Something new I have noted in the stdout from nosetests -s -v test_automated_analysis.py is thousands of lines of the form

INFO  17:41:53,026 TraversalEngine -  chr5:133867088        5.39e+07    2.4 h        2.7 m     74.0%         3.3 h    51.4 m 

which seem to perform some work for several hours.

chapmanb commented 12 years ago

Valentine; The demultiplexing test does take a long time to run, although not four hours here. Are you using a different reference genome than the one in tests/data/genomes? The lines you're seeing above are from GATK processing, and some GATK walkers will be as slow as the size of the reference genome not the number of input fastqs. The test genomes are slimmed down to a couple of chromosomes to help with this.

Practically, you shouldn't need to run the whole test suite every time unless you are specifically working on multiplexing. The variant calling workflow tests most of the major functionality:

nosetests -v -s test_automated_analysis.py:AutomatedAnalysisTest.test_1_variantcall

and is what I run when adjusting anything with the processing pipeline.

vals commented 12 years ago

Brad; Thank you for the testing guidelines, I think we will look over how and what we test.

Regarding the reference genomes, is there a setting somewhere to specify them? I might have accidentally started using other ones, but I'm not finding where.

chapmanb commented 12 years ago

Valentine; The genomes are specified by the location files in the testing directory:

https://github.com/chapmanb/bcbb/blob/master/nextgen/tests/data/automated/tool-data/sam_fa_indices.loc

I asked because you mentioned 'chr5' in your error message. Those genomes are restricted subsets with just chr22 and chrM to make things run a bit faster.

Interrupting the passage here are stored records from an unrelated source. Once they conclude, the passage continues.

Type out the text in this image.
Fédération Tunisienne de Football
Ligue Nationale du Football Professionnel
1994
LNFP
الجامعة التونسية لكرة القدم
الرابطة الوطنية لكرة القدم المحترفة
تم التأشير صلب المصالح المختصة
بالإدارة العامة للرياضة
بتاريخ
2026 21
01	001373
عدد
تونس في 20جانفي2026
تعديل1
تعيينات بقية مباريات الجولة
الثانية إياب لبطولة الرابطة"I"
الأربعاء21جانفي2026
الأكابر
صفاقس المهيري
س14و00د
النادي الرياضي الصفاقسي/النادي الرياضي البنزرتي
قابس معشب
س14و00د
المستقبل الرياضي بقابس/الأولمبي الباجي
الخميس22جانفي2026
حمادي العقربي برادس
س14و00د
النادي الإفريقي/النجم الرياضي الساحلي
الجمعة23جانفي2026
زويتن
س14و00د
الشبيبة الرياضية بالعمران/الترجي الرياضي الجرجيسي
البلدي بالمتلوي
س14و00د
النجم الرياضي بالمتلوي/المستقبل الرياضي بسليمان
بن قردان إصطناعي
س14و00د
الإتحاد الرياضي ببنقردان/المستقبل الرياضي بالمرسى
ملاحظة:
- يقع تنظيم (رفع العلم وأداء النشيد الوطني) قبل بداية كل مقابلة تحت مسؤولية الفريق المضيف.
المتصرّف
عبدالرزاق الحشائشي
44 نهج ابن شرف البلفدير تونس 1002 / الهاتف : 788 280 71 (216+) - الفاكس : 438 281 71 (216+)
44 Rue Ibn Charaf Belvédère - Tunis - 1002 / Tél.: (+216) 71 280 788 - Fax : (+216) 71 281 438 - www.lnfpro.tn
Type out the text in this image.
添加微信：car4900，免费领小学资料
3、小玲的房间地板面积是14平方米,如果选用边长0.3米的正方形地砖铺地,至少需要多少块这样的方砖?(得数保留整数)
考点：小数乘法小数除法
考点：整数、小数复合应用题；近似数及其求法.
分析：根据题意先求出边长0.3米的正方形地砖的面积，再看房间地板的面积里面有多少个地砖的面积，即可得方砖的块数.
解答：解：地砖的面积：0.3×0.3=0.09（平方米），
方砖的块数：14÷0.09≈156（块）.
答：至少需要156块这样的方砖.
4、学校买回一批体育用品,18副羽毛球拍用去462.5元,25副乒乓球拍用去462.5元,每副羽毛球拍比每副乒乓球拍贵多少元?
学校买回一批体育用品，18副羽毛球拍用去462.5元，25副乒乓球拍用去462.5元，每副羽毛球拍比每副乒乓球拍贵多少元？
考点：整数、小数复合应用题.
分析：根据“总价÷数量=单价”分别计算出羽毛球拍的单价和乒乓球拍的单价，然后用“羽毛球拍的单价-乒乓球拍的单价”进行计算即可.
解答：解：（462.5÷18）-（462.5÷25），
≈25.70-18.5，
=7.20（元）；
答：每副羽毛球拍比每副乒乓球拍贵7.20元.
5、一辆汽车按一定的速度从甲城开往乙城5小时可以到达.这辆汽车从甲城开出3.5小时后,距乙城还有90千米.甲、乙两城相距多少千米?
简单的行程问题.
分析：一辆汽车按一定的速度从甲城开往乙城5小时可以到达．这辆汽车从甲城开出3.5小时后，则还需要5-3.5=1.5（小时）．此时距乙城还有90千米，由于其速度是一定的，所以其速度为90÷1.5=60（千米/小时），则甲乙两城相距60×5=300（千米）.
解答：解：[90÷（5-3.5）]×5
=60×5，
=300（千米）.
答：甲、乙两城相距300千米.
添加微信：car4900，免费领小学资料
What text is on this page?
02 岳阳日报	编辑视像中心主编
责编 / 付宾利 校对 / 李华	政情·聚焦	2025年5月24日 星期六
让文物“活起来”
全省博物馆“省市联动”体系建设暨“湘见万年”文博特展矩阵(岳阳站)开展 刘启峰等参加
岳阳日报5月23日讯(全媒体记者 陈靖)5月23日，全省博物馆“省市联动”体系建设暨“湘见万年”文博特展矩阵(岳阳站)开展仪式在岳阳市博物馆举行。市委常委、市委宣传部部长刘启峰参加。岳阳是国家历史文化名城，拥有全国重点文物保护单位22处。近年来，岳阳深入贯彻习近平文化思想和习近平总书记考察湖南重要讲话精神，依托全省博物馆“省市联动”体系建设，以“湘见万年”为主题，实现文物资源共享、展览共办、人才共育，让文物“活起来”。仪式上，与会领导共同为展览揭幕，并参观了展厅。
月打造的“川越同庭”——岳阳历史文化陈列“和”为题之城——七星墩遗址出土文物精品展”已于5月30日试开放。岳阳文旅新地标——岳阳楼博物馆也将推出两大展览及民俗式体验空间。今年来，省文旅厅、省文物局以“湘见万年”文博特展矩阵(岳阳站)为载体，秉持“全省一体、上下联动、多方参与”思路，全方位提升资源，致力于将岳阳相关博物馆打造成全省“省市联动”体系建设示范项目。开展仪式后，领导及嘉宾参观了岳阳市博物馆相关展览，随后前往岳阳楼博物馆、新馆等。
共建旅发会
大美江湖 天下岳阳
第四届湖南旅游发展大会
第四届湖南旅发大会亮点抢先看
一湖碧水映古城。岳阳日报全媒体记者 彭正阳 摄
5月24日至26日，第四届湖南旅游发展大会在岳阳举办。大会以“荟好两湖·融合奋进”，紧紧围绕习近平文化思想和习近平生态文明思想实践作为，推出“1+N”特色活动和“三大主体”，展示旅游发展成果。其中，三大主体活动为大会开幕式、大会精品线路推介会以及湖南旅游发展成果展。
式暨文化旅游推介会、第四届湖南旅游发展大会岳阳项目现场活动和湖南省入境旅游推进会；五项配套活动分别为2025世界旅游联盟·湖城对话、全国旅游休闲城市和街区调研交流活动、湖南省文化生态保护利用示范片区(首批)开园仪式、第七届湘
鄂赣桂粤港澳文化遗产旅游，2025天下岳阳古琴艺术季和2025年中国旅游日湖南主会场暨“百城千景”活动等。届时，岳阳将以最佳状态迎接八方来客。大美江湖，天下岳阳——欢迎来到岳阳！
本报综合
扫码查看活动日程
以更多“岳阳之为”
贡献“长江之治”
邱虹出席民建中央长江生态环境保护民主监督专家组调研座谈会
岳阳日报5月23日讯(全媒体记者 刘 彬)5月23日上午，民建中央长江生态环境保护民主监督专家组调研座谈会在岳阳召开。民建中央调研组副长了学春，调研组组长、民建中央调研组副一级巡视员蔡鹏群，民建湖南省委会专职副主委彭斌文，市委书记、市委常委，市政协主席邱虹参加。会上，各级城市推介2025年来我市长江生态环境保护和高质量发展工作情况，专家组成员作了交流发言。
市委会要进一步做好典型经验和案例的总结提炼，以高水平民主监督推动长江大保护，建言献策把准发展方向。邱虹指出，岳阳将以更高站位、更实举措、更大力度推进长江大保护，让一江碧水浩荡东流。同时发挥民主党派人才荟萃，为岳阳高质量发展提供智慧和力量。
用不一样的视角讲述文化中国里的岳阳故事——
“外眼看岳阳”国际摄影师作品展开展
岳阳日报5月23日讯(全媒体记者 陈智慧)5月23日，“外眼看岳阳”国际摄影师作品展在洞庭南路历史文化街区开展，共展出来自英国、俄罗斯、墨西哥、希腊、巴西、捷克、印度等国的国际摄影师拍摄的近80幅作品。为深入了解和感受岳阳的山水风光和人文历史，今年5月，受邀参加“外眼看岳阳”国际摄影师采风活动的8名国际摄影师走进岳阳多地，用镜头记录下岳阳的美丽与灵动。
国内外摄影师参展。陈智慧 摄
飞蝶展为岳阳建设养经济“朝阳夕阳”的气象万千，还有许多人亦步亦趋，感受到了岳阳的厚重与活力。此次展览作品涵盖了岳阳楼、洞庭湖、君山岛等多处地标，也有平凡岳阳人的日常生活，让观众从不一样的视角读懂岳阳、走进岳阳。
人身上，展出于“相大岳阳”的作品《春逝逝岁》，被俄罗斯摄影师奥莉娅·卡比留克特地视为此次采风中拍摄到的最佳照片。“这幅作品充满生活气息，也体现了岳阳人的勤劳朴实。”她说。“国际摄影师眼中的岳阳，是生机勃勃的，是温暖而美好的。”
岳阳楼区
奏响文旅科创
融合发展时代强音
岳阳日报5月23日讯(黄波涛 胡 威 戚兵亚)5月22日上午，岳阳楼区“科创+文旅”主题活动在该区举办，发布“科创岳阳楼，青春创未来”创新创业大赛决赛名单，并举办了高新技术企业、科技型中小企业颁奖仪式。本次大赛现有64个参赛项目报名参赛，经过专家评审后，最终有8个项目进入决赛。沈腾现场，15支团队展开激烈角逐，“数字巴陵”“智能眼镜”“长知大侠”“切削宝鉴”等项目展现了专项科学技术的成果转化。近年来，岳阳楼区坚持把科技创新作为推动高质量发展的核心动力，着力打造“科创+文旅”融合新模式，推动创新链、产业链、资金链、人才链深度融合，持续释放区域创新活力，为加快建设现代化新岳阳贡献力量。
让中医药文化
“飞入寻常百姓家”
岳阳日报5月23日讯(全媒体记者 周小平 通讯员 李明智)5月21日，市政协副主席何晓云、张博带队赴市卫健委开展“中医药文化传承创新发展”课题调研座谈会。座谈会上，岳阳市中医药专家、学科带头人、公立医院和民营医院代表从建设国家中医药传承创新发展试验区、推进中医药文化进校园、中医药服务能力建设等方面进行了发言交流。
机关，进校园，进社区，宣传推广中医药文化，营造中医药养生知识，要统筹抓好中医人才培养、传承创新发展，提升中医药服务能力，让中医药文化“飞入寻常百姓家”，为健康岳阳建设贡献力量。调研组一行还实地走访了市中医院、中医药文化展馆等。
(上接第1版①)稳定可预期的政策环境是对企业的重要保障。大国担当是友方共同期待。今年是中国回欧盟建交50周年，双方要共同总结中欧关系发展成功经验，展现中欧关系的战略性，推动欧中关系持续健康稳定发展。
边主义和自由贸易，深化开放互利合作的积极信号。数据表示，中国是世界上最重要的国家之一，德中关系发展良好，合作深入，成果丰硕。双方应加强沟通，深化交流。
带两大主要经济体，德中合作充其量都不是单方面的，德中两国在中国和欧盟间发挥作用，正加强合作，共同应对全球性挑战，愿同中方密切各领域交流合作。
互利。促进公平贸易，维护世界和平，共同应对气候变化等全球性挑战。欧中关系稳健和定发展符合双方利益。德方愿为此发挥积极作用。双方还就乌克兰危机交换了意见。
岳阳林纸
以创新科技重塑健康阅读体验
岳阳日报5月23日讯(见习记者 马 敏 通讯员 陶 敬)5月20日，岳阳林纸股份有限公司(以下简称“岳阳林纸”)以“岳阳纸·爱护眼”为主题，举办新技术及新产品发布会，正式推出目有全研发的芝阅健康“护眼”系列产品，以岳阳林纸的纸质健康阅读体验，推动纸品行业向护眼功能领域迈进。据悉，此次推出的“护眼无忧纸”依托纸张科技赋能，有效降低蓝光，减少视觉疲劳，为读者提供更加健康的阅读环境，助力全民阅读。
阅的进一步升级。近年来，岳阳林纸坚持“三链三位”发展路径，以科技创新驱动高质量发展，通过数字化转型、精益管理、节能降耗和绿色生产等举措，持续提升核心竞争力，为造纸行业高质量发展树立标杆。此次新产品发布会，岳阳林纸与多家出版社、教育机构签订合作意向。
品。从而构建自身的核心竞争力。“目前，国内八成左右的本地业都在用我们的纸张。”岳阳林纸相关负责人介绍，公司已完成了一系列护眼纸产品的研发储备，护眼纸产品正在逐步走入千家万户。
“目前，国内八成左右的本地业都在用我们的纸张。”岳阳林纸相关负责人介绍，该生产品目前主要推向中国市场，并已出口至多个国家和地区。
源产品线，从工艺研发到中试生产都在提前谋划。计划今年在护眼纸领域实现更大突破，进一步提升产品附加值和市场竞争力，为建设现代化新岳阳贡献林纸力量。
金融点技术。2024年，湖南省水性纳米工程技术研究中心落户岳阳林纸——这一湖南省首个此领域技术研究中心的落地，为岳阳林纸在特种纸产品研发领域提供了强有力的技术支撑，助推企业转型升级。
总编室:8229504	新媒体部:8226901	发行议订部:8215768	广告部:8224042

vals commented 12 years ago

Brad; Aha! While I was testing the distributed functionality I had pointed the tests to our production universe_wsgi.ini which had the information about our RabbitMQ server in it (to avoid duplicating information). And looking around, it seems that the programs are looking for a tool-data directory in the same directory as the universe_wsgi.ini. Thus I'm guessing it used all the reference genomes, and it took a long time. Thank you for your help!